As the spring buying season kicks into high gear, sellers are tidying up their properties, getting ready for a parade of interested buyers. But while straightening up a house is an important step to creating an inviting atmosphere, there can be other factors to consider.
“Sometimes…no amount of preparation can overcome something in the home that, rightly or wrongly, offends some buyers and gives them negative impressions of you and your house,” notes a recent article by RisMedia.
Buyers like to picture themselves living in the home they’re viewing. When that house is highly personalized, they can quickly feel alienated. Below are six elements to avoid:
Live animals: Buyers won’t be as enamored with your pets as you are. It’s best to leave dogs outside or with a friend or relative during showings. Ditto dangerous or aggressive animals. (One agent recalled a listing where she encountered monkeys “that flung their feces when we would show the house”!) Also, eliminate pet odors by cleaning and airing litter box rooms, dog runs and other places your pet inhabits and remove food bowls, toys and any other evidence of pets.
Animal trophies: Elk heads, buffalo heads and other trophies may please the homeowner who bagged them, but buyers aren’t always comfortable with such items. Store any trophies until you move.
Flags: Some flags can make sellers unlikable to buyers. One agent recalls seeing a Nazi flag on the wall of a teenager’s bedroom. Another recounts showing African-American buyers a home in which a Confederate flag was displayed. RisMedia warns against any item that is “emotionally charged or polarizing.”
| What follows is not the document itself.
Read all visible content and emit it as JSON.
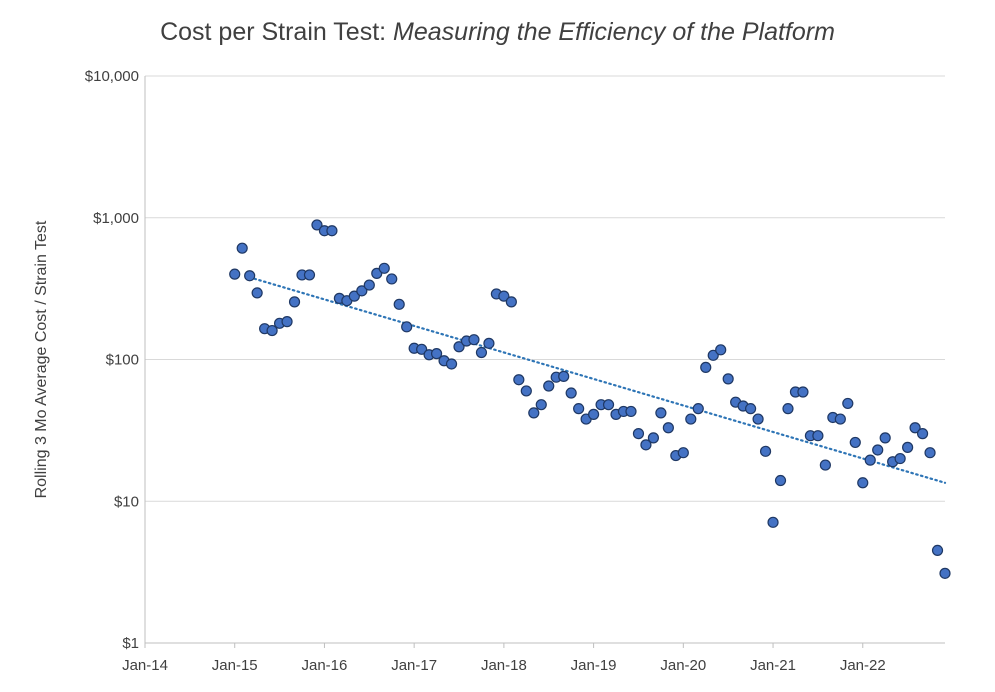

Sports memorabilia: Sports fans are passionate about the teams they love— and those they revile. Memorabilia of the wrong team can negatively color the buyer’s feelings about the homeowner.
Nudity: Nudity in baby pictures and artwork and, of course, pornography can turn off buyers.
Drugs: While marijuana is legal in Colorado, not everyone approves of pot and other drug use. In addition, the smell of marijuana can permeate a home. Remove all evidence of drug use.